Company News · June 18, 2009

As Search Goes Mobile, Consumer Research Must Follow

By Edison Research

Today’s Center for Media Research brief ran some new statistics about the rise in mobile search. As you may have guessed, the percentage of mobile subscribers who are using their phones to search for information about goods and services has risen dramatically year over year, with growth figures ranging from +51% to +83% depending on the mobile search application used. Two of the largest genres searched via mobile device are restaurants and movies–in short, local goods and services. Mobile IS local because the mobile device can be accessed while the customer is in transition–i.e., exactly in a position where a call to action, offer or compelling proposition to do something locally can be most effective.
Marketers might be able to measure searches, but gauging the efficacy of mobile search campaigns is something else entirely. Where in the purchase continuum did the search occur?
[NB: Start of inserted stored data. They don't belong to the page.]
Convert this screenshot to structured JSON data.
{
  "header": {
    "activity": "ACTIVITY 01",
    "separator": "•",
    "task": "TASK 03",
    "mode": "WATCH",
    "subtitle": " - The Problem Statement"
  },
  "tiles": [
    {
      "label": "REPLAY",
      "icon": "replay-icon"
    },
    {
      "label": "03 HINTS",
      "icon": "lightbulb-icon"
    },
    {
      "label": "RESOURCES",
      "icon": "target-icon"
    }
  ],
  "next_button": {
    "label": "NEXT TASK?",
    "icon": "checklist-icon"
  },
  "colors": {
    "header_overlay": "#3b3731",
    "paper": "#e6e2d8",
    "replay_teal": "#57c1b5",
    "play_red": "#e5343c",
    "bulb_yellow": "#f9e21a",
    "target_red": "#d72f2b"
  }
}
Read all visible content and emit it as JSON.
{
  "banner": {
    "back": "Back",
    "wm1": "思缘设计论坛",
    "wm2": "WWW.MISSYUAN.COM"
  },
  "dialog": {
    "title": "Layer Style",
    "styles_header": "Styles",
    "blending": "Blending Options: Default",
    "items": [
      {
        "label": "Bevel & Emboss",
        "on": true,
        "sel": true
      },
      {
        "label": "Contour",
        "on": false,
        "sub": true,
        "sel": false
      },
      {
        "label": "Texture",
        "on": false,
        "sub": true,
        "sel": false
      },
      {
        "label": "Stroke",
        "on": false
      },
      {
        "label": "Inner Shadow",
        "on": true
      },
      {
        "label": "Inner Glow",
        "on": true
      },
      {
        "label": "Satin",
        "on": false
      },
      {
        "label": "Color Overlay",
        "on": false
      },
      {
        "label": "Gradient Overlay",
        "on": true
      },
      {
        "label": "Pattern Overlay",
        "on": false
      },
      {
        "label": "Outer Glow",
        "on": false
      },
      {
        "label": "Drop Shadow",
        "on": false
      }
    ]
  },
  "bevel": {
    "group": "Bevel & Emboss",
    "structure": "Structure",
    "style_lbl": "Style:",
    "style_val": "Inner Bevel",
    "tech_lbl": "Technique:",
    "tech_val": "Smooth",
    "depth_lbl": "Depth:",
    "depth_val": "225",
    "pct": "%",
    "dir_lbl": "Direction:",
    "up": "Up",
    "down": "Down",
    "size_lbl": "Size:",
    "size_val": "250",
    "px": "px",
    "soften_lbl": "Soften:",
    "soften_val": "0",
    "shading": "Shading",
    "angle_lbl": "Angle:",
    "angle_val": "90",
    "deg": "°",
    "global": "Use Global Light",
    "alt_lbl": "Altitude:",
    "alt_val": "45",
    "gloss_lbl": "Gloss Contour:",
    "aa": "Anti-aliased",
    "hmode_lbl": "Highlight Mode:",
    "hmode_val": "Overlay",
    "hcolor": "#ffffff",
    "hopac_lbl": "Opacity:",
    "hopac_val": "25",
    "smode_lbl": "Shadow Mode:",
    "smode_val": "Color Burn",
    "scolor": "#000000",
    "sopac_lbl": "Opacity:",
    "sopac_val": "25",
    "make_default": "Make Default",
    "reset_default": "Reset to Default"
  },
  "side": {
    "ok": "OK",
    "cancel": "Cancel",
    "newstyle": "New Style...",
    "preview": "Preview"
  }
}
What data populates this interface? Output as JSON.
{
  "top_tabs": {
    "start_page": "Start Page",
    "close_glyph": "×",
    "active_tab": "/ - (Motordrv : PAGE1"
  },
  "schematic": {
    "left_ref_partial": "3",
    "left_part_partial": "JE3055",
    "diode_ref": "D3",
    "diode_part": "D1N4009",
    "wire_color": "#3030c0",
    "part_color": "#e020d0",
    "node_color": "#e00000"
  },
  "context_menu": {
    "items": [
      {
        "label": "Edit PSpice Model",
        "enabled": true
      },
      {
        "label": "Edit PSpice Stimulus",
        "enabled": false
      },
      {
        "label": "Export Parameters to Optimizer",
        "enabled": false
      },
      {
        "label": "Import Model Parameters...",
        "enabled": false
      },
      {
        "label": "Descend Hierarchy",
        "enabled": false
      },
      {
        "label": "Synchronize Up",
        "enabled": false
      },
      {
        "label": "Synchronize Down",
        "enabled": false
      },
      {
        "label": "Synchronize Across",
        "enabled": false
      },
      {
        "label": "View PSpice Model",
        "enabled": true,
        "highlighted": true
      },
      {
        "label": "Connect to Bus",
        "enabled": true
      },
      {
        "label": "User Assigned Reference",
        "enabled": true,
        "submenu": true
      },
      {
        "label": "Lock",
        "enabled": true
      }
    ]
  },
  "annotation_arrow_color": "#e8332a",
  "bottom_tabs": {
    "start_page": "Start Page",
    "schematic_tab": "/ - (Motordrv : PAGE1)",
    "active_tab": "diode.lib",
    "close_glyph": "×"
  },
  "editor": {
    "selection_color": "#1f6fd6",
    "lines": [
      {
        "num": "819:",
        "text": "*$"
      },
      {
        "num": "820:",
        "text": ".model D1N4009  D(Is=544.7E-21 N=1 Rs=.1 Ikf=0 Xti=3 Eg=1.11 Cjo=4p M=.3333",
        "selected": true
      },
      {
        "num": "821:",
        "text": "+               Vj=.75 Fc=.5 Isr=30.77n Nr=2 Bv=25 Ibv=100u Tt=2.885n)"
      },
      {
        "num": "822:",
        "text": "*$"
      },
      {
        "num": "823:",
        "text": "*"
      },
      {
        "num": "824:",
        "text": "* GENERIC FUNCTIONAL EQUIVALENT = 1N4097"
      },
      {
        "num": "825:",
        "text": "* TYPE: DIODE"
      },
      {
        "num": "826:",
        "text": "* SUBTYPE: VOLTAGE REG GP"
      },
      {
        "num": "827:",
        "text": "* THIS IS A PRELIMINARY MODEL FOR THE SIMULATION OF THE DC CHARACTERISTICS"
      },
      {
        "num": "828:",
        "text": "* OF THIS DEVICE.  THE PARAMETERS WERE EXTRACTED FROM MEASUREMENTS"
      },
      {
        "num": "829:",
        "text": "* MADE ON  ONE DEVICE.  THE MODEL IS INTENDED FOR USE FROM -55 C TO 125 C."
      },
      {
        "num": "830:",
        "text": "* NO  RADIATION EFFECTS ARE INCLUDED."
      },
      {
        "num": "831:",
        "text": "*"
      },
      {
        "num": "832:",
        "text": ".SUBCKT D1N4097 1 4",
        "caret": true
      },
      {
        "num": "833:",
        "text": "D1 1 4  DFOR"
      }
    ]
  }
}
Was the mobile search merely used to identify where the already-decided consumer was going to make their purchase? Or was the purchase decision made as a result of the search? Undoubtedly, there is a spectrum of possibilities here, and simply measuring clicks won’t get to them. With mobile phone research costs (at the time of this writing) in excess of four times the landline costs, and with an indeterminate amount of time likely to pass between the search/purchase and the customers’ likely ability to take any kind of online survey about their behavior, catching up to the mobile consumer is a thorny research challenge, albeit an intriguing one.
Reaching consumers in transition is, of course, a job tailor-made for research techniques like consumer exit polling. It may be that the best way to narrow the gap between search and purchase decision is to–literally–catch the consumer in the act (or at least shortly after the act) with out-of-home measurement tools like consumer exit polling. When marketers and brand managers can tie the “what” and “how many” measures of search metrics with the “why” measures enabled by methodologies like consumer exit polling, mobile marketers will finally be able to understand how consumers behave relative to mobile search, and where mobile search really fits in to the consumer’s decision process. Only then will the savvy mobile marketer truly have an edge on leveraging–and monetizing–this powerful emerging platform.